Fox's dream team of Kelly, Wallace and Baier had trouble getting out their questions. Wallace was booed not once but twice by the audience when he asked Trump about Mitt Romney's critical speech about him earlier in the day.
What went for the moderators went doubly for the candidates themselves. Rubio was jeered like a carnival freak as soon as he opened his mouth. Ted Cruz was booed by an ostensibly conservative audience for comparing Trump unfavorably to Ronald Reagan.
Even the avuncular John Kasich, who called himself the “adult in the room,” received rowdy cheers from his supporters as he gave his answers. During his closing statement, a Kasich fan yelped out something inaudible, sounding almost like he was in pain.
It raises the question of whether the media, even respected interrogators like Megyn Kelly, is going to be able to control this rodeo for much longer. CNBC was panned last year for letting its GOP debate go off the rails. When International Business Times interviewed the moderators at its competitor Fox Business, they needled CNBC and assured viewers that they would rein unruly candidates in with a buzzer.
That buzzer did nothing. Fox Business was scrambling just as hard as its rival to keep the event from dissolving into chaos. CNN hasn't been any better; Wolf Blitzer practically wilted before the candidates last time around. With every debate, the moderators — tasked with informing the public and extracting the truth from these candidates — appear more and more like they're simply trying to stay out of the crosshairs.
Like so many other aspects of this election cycle, the concept of a presidential debate has been Trumpified. And there may be no going back.

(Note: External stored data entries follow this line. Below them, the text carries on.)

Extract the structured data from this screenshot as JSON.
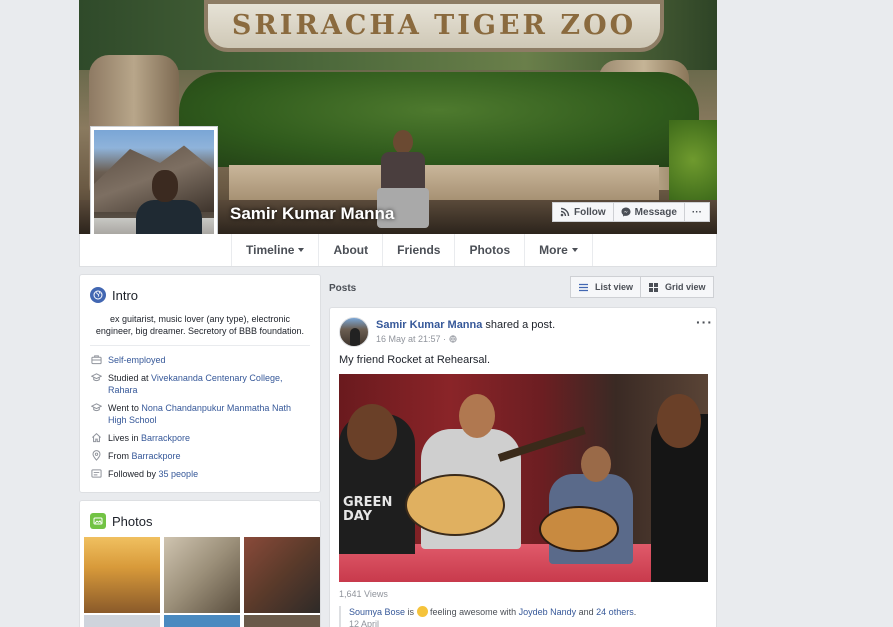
{
  "cover": {
    "sign_text": "SRIRACHA TIGER ZOO",
    "profile_name": "Samir Kumar Manna",
    "follow_label": "Follow",
    "message_label": "Message",
    "more_label": "···"
  },
  "nav": {
    "tabs": [
      {
        "label": "Timeline",
        "has_caret": true
      },
      {
        "label": "About"
      },
      {
        "label": "Friends"
      },
      {
        "label": "Photos"
      },
      {
        "label": "More",
        "has_caret": true
      }
    ]
  },
  "intro": {
    "title": "Intro",
    "bio": "ex guitarist, music lover (any type), electronic engineer, big dreamer. Secretory of BBB foundation.",
    "items": [
      {
        "icon": "briefcase-icon",
        "prefix": "",
        "link": "Self-employed",
        "suffix": ""
      },
      {
        "icon": "graduation-cap-icon",
        "prefix": "Studied at ",
        "link": "Vivekananda Centenary College, Rahara",
        "suffix": ""
      },
      {
        "icon": "graduation-cap-icon",
        "prefix": "Went to ",
        "link": "Nona Chandanpukur Manmatha Nath High School",
        "suffix": ""
      },
      {
        "icon": "home-icon",
        "prefix": "Lives in ",
        "link": "Barrackpore",
        "suffix": ""
      },
      {
        "icon": "location-pin-icon",
        "prefix": "From ",
        "link": "Barrackpore",
        "suffix": ""
      },
      {
        "icon": "followers-icon",
        "prefix": "Followed by ",
        "link": "35 people",
        "suffix": ""
      }
    ]
  },
  "photos": {
    "title": "Photos"
  },
  "posts": {
    "label": "Posts",
    "list_view": "List view",
    "grid_view": "Grid view"
  },
  "post": {
    "author": "Samir Kumar Manna",
    "action": " shared a post.",
    "time": "16 May at 21:57 ·",
    "more": "···",
    "caption": "My friend Rocket at Rehearsal.",
    "shirt_text": "GREEN\nDAY",
    "views": "1,641 Views",
    "shared_author": "Soumya Bose",
    "shared_is": " is ",
    "shared_feeling": " feeling awesome with ",
    "shared_with": "Joydeb Nandy",
    "shared_and": " and ",
    "shared_others": "24 others",
    "shared_end": ".",
    "shared_date": "12 April"
  },
  "colors": {
    "link": "#365899",
    "background": "#e9ebee",
    "intro_icon": "#4267b2",
    "photos_icon": "#72c344"
  }
}
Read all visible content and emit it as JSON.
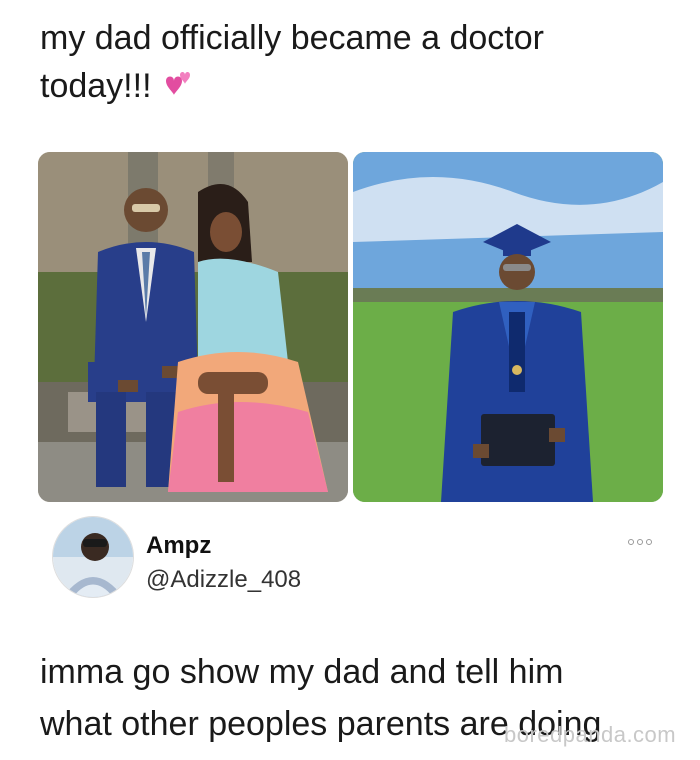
{
  "post": {
    "top_caption_line1": "my dad officially became a doctor",
    "top_caption_line2": "today!!!",
    "emoji": "💕"
  },
  "reply": {
    "display_name": "Ampz",
    "handle": "@Adizzle_408",
    "text_line1": "imma go show my dad and tell him",
    "text_line2": "what other peoples parents are doing"
  },
  "watermark": {
    "text": "boredpanda.com"
  },
  "colors": {
    "text": "#1a1a1a",
    "watermark": "#c8c8c8"
  },
  "icons": [
    "two-hearts-icon",
    "more-options-icon"
  ]
}
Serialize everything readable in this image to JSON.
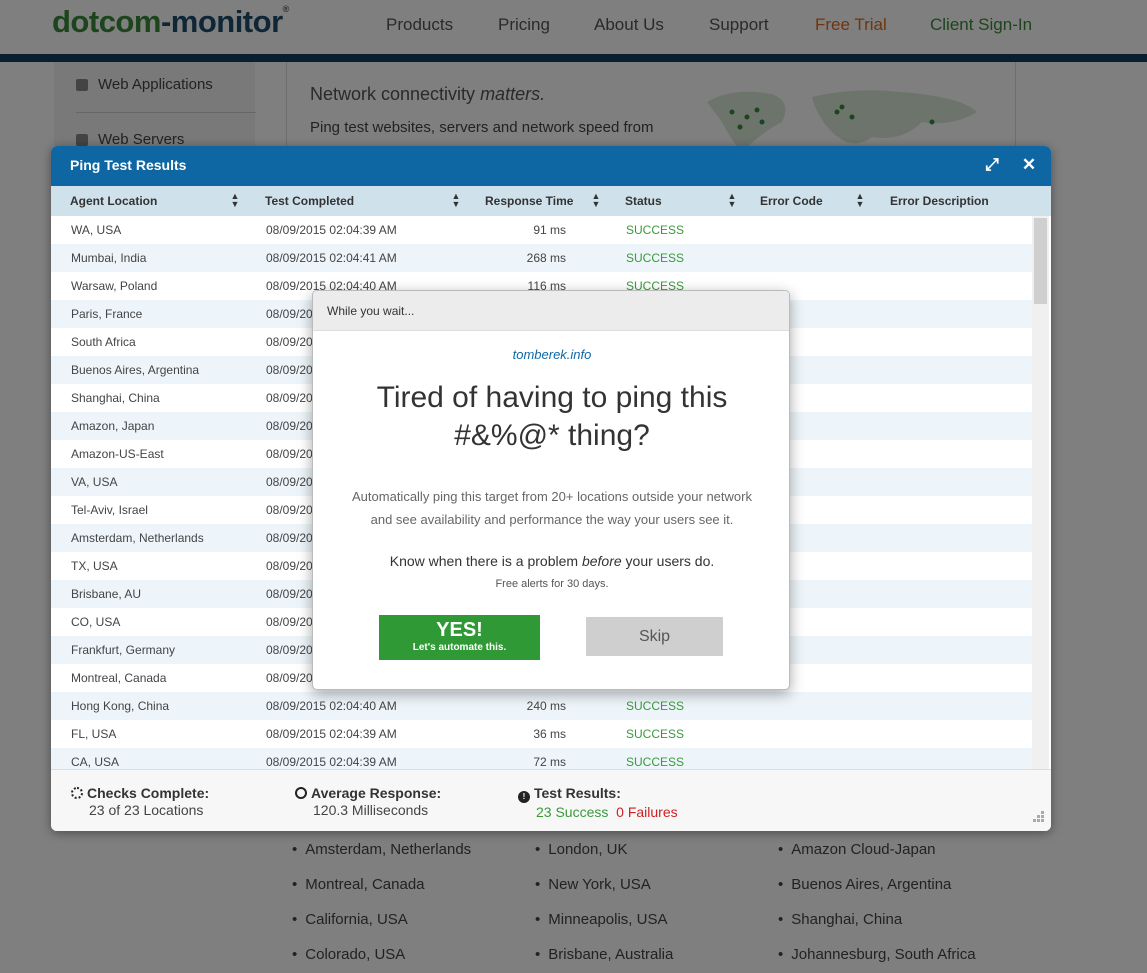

After Thursday's debate, some people at Fox were visibly shell-shocked. Take Bernard Goldberg, one of Bill O'Reilly's favorite guests and a supposed critic of “political correctness.” Grief-stricken over Trump's boast about his nether area, Goldberg appeared to miss a bit of the so-called “PC culture” he made a career of lampooning.
“Bill, I know you care about kids,” a shaken Goldberg said. “Imagine if a family was watching that, if a kid asked, 'what does that mean, Daddy?'”
O'Reilly, a career culture warrior, seemed unfazed and attempted to brush off the Trump remark. Goldberg persisted.
“Do you realize what he said?” Goldberg pleaded.
“I understand what he said,” O'Reilly said. “But this is a different time.”